My wife and I have been married for 15 years and we have 4 children, We have not had the dream perfect marriage but we have made things work. We have 2 children who have some spectrum issues and 2 rather "normal" children. the issue at hand is intamacy or rather lack of it. I completely understand with 4 children it is really difficult to find time but it really isn't the time it is more the desire. Let me back track a moment. We met in college and I fell in love at first sight then when we got to know each other more the feeling was stronger. I have always been completely in love and physically attracted to my wife through preganacies and moods I have always still seen my wife as the most beautiful woman in the world and to this moment I still feel that way. I am and have always been attracted to her. I have always had a feeling that the reverse was not true of her. As the years of our marriage went on the intimacy was less and less and in the past 7 years it has been next to none. As far as me I am a good father and husband in very good shape but I don't think that is it.
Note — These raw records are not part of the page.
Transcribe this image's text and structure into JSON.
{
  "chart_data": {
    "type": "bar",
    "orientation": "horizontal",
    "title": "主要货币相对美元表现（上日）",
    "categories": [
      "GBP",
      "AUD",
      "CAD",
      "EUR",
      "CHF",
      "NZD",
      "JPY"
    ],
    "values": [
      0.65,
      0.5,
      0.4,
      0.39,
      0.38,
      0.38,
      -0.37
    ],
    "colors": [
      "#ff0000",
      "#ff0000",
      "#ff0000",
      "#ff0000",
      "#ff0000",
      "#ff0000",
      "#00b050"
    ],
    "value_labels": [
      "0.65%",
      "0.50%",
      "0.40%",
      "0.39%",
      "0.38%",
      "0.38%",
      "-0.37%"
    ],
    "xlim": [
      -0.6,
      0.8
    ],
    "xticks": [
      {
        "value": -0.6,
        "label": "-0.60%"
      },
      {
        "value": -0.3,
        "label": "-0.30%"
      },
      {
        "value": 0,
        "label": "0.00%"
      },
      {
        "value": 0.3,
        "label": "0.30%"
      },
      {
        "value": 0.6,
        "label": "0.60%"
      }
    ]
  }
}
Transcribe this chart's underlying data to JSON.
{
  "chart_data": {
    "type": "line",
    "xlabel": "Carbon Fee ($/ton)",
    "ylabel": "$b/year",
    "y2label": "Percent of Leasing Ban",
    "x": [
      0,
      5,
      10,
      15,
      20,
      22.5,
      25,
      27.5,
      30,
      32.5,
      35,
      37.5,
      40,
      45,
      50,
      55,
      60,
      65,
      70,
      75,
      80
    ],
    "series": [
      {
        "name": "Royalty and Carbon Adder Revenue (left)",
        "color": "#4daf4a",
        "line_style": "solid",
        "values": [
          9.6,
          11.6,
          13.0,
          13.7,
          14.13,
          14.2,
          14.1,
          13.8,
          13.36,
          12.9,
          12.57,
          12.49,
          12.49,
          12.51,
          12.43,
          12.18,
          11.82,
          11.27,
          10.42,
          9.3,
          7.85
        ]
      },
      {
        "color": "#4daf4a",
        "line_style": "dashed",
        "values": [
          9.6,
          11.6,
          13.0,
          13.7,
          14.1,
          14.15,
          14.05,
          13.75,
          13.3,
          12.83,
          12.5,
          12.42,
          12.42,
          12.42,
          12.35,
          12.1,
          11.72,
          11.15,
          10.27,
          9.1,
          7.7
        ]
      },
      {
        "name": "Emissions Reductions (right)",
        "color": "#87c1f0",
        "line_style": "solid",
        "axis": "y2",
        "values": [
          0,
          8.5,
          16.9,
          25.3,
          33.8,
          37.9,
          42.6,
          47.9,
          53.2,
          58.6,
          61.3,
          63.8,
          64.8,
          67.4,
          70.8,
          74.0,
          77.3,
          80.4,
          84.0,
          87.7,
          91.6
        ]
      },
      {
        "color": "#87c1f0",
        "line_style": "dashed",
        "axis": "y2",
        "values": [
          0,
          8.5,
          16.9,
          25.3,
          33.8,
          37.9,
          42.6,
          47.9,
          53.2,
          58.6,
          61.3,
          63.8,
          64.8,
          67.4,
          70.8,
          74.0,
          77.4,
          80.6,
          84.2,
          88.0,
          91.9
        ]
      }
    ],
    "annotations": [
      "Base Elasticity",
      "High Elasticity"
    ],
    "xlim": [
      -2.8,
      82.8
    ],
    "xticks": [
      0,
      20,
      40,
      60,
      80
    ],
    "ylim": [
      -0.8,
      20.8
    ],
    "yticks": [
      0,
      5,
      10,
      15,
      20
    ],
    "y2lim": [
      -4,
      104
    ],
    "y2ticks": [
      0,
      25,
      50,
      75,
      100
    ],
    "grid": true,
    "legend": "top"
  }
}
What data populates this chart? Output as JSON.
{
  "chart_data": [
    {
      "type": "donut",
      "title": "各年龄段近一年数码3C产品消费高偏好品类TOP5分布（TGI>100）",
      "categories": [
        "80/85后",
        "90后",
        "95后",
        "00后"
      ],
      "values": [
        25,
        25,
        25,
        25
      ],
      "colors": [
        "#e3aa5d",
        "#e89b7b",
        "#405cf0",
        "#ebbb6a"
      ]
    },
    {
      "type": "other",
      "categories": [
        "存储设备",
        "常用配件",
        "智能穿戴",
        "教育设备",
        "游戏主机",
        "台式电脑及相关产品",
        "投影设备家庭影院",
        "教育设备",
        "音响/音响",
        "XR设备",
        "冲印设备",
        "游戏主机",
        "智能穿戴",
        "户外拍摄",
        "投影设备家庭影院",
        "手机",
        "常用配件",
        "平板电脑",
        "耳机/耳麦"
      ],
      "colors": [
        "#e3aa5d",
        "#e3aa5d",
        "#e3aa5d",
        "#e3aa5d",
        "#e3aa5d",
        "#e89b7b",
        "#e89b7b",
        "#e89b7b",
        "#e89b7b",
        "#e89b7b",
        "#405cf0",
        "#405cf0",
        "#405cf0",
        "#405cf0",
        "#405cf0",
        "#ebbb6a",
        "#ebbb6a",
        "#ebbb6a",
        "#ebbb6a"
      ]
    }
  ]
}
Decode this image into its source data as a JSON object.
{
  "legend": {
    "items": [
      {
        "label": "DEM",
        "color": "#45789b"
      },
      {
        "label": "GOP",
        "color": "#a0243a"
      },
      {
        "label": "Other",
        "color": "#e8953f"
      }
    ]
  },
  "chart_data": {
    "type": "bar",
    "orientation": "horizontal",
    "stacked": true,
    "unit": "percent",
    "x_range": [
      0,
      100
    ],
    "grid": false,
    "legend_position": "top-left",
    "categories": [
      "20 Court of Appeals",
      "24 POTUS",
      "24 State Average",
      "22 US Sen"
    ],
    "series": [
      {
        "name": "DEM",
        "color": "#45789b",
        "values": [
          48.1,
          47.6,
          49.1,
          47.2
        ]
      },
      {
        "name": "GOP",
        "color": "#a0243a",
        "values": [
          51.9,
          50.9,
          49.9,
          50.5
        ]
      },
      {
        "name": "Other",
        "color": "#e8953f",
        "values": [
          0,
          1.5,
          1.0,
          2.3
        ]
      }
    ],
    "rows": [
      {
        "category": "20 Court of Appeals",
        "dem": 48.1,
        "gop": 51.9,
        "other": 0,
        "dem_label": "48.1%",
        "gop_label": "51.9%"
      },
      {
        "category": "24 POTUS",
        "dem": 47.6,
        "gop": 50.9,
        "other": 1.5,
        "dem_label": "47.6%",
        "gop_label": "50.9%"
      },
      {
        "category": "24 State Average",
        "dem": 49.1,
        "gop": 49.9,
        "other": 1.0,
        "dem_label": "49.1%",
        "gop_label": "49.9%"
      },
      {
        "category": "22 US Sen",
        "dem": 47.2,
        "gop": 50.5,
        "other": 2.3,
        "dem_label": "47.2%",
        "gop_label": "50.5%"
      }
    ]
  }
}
I just feel like she has never really been that attracts to me. I think the fact that I have always been nice and loving was more important but a physical relationship is also huge in a relationship. I am left feeling horrible pretty much everyday. Not having intimacy is huge but knowing that the person who you are attracted to does not feel the same way is almost worse. I am at a crossroads of seriously having a talk about divorce. I just want to be with someone who feels for method same way I feel for her. Every time we talk about it there is always something else we decide could b the problem but honestly after years and knowledge I think my first instinct so many years ago was the right now. Now what? I live everyday in pain and feeling like there is a huge whole in my life. We could stay married forever and I don't want to leave her but I also want a complete relationship I can't stand not "feeling" anymore. I have no idea what to think but I thought I would at least get advice from other.


----------